После консилиума все мы, ходящие за Л. Н., упали духом. Один Владимир Григорьевич так же спокойно ухаживает за Л. Н., как и прежде. Он невозмутимо спокоен и не теряет надежды»[257].

Из воспоминаний Александры Львовны Толстой 6 ноября. Утро

«Сравнительно с предыдущей ночью эта ночь прошла довольно спокойно.

К утру температура — 37,3; сердце очень слабо, но лучше, чем накануне. Все доктора, кроме Беркенгейма, который все время смотрел на болезнь очень безнадежно, ободрились и на наши вопросы ответили, что хотя положение очень серьезно, они не теряют еще надежды.

В 10 часов утраприехали вызванные из Москвы моими родными и докторами Щуровский и Усов.

— Кто пришел?

Ему ответили, что приехали Щуровский и Усов. Он сказал:

— Я их помню. — И потом, помолчав немного, ласковым голосом прибавил:

— Милые люди.

Когда доктора исследовали отца, он, очевидно, приняв Усова за Душана, обнял и поцеловал его. Но потом, убедившись в своей ошибке, сказал:

— Нет, не тот, не тот.

И. Л. Толстой и врачи, лечившие Л. Н. Толстого, у дома И. И. Озолина на станции Астапово. 6–7 ноября 1910 г.

Слева направо: Д. В. Никитин, Г. М. Беркенгейм, В. А. Щуровский, И. Л. Толстой, П. С. Усов

Щуровский и Усов нашли положение серьезным, почти безнадежным.

Да я знала это и без них. Хотя с утра все ободрились, я уже почти не надеялась. Все душевные и физические силы сразу покинули меня. Я едва заставляла себя делать то, что нужно, и не могла уже сдерживаться от подступавших к горлу рыданий…

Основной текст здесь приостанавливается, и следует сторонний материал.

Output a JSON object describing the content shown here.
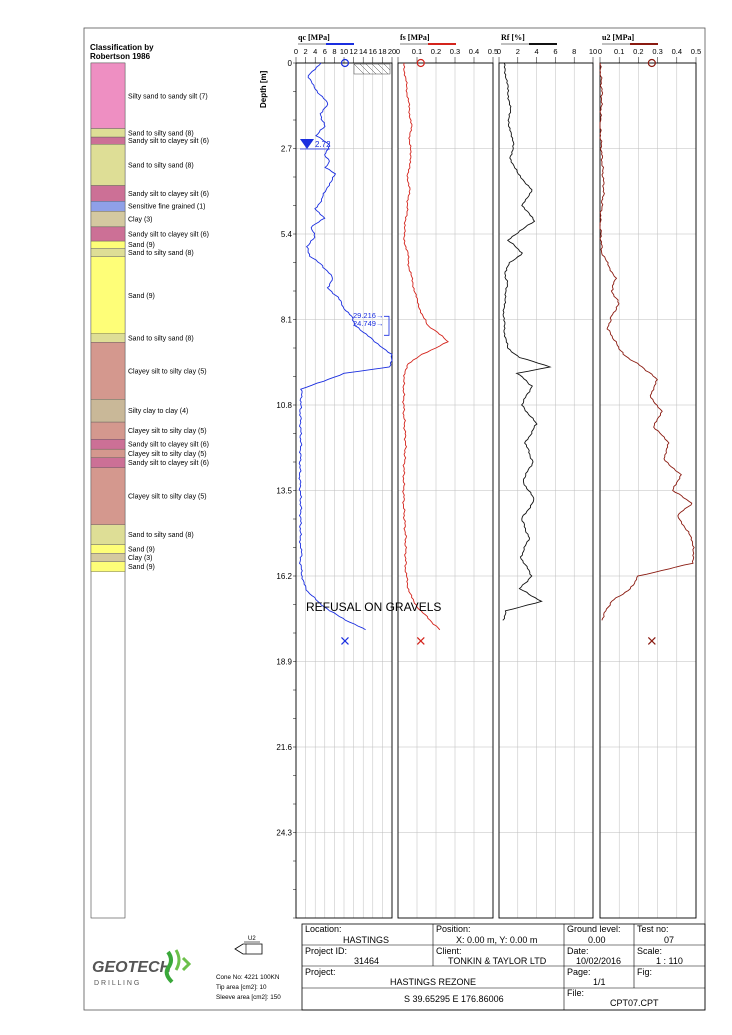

В этот день он точно прощался со всеми нами. Около него с чем-то возились доктора. Отец ласково посмотрел на Душана и с глубокой нежностью в голосе сказал:

— Милый Душан, милый Душан.

В другой раз меняли простыни, и я поддерживала отцу спину. И вот я чувствую, что его рука ищет мою руку. Я подумала, что хочет опереться на меня, но он крепко-крепко пожал мою руку один раз, потом другой. Я сжала его руку и припала к ней губами, стараясь сдержать подступившие к горлу рыдания»[258].

6 ноября. 1 час дня

[Официальный бюллетень:

«Ночь провел тревожно, утром 37,2, процесс в легком в прежнем состоянии, деятельность сердца внушает серьезные опасения, сознание ясно. Щуровский, Усов, Никитин, Беркенгейм, Семеновский, Маковицкий»[259]]

Из книги Павла Ивановича Бирюкова «Биография Л. Н. Толстого» 6 ноября

В этот день в Астапове произошел один эпизод, очень мало имеющий прямого отношения ко Л. Н-чу, но, тем не менее, косвенно задевший его. Дело в том, что Л. Н-ч находился под отлучением синода и под запрещением молитвы о нем в случае его смерти. Синод не рассчитал последствий своего нелепого акта, а когда смерть Л. Н-ча стала приближаться, он спохватился и принял все зависящие от него меры, чтобы можно было, как ни в чем не бывало, произвести над Л. Н-чем все поминальные обряды и отпевание. Одною из таких мер была посылка в Астапово монаха Варсонофия, игумена Оптиной Пустыни, для увещания и принятия Л. Н-ча в лоно церкви.

Художник В. И. Россинский. Душан Петрович Маковицкий (1861–1921) в шапке. Два портрета на одном листе

Еще 4 ноября была получена телеграмма от митрополита Антония следующего содержания:

«С самого первого момента вашего разрыва с церковью я непрестанно молился и молюсь, чтобы господь возвратил вас к церкви. Быть может, он скоро позовет вас в суд свой, и я вас, больного, теперь умоляю примириться с церковью и православным русским народом».

С общего согласия родных, друзей и врачей, окружавших Л. Н-ча, решено было телеграмму эту Л. Н-чу не показывать.

Вечером того же 4 ноября прибыл в Астапово Варсонофий.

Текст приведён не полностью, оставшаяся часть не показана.